1956 wurde in Cartagena illegal der 10. Parteitag der KP Chiles abgehalten. Corvalán, der sich nun bereits 20 Jahre bewährt hatte, wurde dabei als Mitglied des Parteisekretariats gewählt. Zwei Jahre später, als der bisherige KP-Generalsekretär Galo González verstarb, wurde Corvalán einstimmig zu dessen Nachfolger gewählt. Damit stand er nun an der Spitze der Partei, an der er mehr als drei Jahrzehnte bleiben sollte.
1958 und 1964 – die KP war wieder legalisiert worden – unterstützte die Partei jeweils die Präsidentschaftskandidatur des Sozialisten Salvador Allende für das Linksbündnis „Frente de Acción Popular“ – beide Male unterlag Allende einem bürgerlichen Kandidaten. 1970 jedoch, nachdem 1969 das Volksfrontbündnis „Unidad Popular“ (UP) gegründet worden war, gewann Allende tatsächlich die Präsidentschaftswahl. Neben seiner eigenen Sozialistischen Partei stützte sich die folgende Regierung Allendes vor allem auf die KP, die bei den vorherigen Kongresswahlen 17 Prozent der Stimmen erreichen konnte, aber auch auf einige kleinere Parteien sowie auf die Gewerkschaftszentrale CUT, in der die Kommunisten die Mehrheit hatten.

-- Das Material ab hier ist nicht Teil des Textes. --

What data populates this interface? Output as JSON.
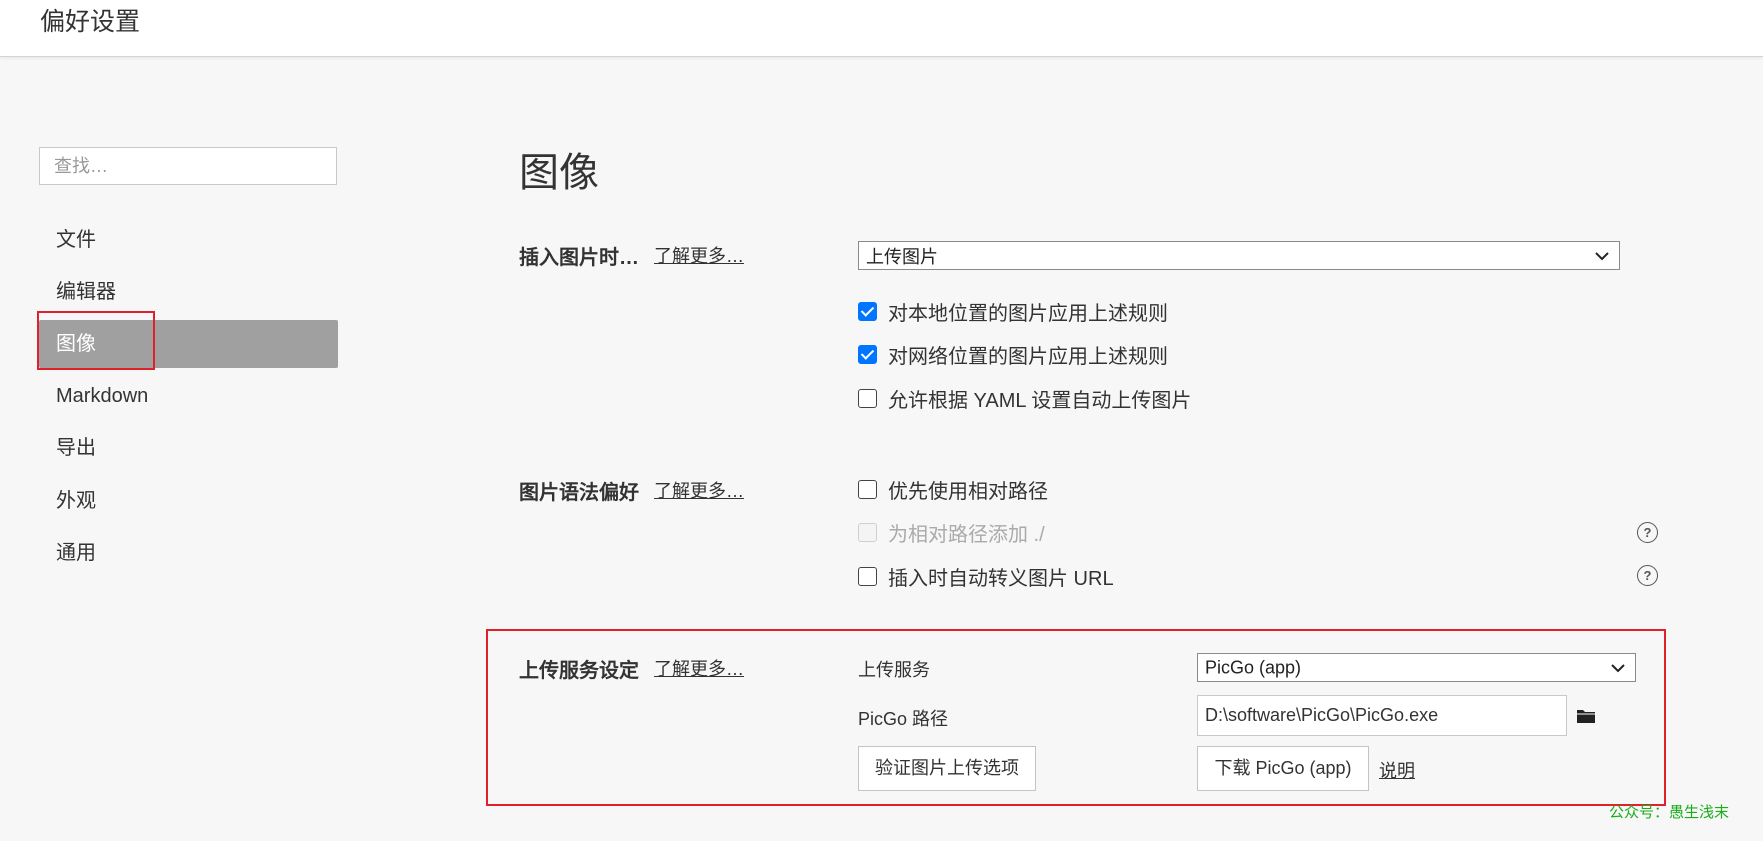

Die darauffolgenden Ereignisse sind hinlänglich bekannt: Die Regierung der UP schlug einen antimonopolistischen und antiimperialistischen Weg zum Sozialismus ein, der am 11. September 1973 durch den von den USA unterstützten faschistischen Pinochet-Putsch blutig beendet wurde. Präsident Allende wurde in seinem Amtssitz getötet, tausende Menschen wurden ermordet, zigtausende verschleppt, misshandelt oder in Konzentrationslagern interniert – so auch Corvalán: Das faschistische Diktaturregime steckte ihn in das Konzentrationslager Pitroque auf der Insel Dawson in der Magellanstraße.

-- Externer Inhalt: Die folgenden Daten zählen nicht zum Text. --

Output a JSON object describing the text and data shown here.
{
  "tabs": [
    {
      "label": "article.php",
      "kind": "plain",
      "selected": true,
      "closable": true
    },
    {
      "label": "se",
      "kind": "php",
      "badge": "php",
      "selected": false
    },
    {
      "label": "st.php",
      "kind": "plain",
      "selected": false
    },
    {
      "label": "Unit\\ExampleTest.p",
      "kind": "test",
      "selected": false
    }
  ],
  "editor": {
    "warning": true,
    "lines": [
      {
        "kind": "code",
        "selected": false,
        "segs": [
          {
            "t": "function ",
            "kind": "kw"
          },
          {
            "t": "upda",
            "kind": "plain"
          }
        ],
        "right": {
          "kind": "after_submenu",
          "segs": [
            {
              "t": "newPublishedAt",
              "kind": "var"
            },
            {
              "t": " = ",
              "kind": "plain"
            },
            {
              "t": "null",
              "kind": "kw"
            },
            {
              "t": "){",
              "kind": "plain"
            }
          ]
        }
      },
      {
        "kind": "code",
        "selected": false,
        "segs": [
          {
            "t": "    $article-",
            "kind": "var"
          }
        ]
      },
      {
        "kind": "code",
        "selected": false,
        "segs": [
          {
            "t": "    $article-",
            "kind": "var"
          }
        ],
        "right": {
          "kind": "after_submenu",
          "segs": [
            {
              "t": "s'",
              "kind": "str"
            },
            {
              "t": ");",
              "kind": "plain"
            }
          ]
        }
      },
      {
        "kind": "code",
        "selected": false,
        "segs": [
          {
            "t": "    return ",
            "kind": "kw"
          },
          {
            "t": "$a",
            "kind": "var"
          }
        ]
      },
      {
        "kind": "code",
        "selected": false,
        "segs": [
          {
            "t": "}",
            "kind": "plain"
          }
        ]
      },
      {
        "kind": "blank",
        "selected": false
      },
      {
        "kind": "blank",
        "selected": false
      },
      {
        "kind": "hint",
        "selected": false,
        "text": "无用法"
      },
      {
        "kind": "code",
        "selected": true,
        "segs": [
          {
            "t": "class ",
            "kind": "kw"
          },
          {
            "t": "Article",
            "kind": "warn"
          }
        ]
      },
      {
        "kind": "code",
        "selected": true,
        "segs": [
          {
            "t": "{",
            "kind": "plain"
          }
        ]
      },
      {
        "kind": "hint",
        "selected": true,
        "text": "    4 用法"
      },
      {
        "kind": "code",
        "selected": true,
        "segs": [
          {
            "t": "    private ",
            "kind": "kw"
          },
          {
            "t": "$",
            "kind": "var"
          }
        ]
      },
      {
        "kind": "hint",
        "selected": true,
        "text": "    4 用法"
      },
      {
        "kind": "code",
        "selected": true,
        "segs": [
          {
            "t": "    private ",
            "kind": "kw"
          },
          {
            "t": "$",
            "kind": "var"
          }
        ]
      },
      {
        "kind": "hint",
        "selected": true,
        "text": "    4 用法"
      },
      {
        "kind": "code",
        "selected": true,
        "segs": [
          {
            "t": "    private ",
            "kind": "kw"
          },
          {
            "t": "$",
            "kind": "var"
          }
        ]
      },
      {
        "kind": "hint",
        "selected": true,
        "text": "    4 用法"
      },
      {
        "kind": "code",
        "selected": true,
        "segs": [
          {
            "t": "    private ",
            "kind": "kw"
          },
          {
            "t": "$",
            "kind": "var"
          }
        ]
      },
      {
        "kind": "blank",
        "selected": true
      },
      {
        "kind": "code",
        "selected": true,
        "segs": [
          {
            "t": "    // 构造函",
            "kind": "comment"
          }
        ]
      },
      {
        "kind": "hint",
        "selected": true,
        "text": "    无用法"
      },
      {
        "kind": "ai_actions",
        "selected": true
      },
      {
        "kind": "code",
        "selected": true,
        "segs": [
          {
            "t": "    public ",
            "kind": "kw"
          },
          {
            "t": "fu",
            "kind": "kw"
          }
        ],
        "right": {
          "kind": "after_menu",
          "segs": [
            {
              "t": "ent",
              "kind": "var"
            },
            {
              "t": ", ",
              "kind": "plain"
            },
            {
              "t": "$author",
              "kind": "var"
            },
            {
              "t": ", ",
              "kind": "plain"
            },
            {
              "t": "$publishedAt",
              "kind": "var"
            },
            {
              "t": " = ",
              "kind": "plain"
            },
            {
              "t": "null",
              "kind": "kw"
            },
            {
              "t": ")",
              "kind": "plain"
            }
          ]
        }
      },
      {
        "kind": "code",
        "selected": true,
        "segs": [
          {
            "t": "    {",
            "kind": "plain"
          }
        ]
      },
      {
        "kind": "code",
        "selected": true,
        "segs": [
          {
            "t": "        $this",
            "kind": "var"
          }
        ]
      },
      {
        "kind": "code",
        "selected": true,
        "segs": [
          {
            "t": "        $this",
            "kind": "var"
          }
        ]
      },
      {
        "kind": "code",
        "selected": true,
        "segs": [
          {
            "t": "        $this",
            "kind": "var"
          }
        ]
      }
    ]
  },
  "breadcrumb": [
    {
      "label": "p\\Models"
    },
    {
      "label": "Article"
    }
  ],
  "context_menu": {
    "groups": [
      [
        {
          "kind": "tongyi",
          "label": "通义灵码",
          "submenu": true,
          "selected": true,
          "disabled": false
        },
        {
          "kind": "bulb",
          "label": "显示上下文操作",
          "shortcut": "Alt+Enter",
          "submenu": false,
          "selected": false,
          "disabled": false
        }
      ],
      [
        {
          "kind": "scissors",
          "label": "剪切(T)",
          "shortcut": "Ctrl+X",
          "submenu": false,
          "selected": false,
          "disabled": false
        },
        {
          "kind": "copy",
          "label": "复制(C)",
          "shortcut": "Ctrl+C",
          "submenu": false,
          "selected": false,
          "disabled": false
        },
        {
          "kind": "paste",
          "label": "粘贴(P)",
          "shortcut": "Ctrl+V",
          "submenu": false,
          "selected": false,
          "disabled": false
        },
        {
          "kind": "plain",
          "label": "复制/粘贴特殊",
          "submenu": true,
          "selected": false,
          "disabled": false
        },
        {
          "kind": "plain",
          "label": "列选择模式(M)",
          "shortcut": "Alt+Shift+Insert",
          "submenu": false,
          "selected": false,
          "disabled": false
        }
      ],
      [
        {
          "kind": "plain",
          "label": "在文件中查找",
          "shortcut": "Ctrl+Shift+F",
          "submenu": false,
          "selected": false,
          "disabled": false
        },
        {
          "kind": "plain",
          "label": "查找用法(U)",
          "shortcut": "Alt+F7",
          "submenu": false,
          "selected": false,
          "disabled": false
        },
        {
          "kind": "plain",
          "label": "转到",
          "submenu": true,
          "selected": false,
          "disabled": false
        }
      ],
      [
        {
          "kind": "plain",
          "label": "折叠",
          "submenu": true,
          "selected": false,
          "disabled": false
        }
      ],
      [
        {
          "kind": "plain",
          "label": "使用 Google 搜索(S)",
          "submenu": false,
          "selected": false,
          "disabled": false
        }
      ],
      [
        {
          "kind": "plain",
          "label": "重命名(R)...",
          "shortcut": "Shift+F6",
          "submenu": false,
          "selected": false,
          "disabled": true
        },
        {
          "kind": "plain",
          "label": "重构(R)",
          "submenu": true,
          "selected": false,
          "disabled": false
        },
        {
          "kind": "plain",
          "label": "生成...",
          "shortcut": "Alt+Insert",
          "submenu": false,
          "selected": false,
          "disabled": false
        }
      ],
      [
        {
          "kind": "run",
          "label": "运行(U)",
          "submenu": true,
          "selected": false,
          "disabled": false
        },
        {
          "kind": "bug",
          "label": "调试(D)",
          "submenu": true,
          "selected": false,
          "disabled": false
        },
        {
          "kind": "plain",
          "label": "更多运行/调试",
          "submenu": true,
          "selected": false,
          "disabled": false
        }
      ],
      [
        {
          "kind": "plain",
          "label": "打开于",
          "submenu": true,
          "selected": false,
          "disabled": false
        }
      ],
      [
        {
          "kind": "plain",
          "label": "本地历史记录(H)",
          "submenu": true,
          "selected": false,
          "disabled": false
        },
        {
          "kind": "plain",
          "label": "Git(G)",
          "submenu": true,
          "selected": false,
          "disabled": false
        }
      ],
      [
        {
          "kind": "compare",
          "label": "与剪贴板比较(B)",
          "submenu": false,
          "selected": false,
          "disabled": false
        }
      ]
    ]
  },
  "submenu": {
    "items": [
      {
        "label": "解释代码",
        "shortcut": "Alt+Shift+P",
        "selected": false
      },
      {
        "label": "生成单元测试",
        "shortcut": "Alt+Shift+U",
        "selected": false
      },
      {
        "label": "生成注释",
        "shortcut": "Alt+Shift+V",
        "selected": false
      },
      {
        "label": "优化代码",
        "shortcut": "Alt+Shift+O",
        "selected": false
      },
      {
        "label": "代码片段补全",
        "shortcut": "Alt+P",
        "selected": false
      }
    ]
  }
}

Was folgte, war eine einzigartige weltweite Solidaritätskampagne für die Freilassung Corvaláns. Auch im deutschsprachigen Europa traten Kommunisten, Sozialdemokraten, Gewerkschafter, Friedensaktivisten und Antifaschisten mit aller Kraft für Corvalán ein. Tatsächlich wurde Corvalán am 18. Dezember 1976 freigelassen, Asyl fand er in der UdSSR. Dieser große Erfolg der Chile-Solidaritätsbewegung wurde auch künstlerisch verarbeitet – in einer „Oktoberklub“-Version des bekannten Liedes „Was wollen wir trinken?“ heißt es 1977 zum Beispiel: „Am Roten Platz steht Corvalán. / Auf unsere Sache stößt er mit uns an. / Wir trinken auf Luis Corvalán!“
1988 kehrte Corvalán nach Chile zurück, um den Demokratisierungsprozess, der 1990 zum Ende der Pinochet-Diktatur führte, zu unterstützen. Nun, da der antifaschistische Kampf vorerst gewonnen war, trat Corvalán als Generalsekretär zurück, er blieb jedoch bis zu seinem Tod Mitglied des Zentralkomitees der KP Chiles. Im Dezember 2009 gab es noch einmal Grund zur Freude: Trotz des undemokratischen Wahlsystems gelang es der KP Chiles, erstmals seit 1973 wieder Abgeordnetenmandate im nationalen Parlament zu erreichen.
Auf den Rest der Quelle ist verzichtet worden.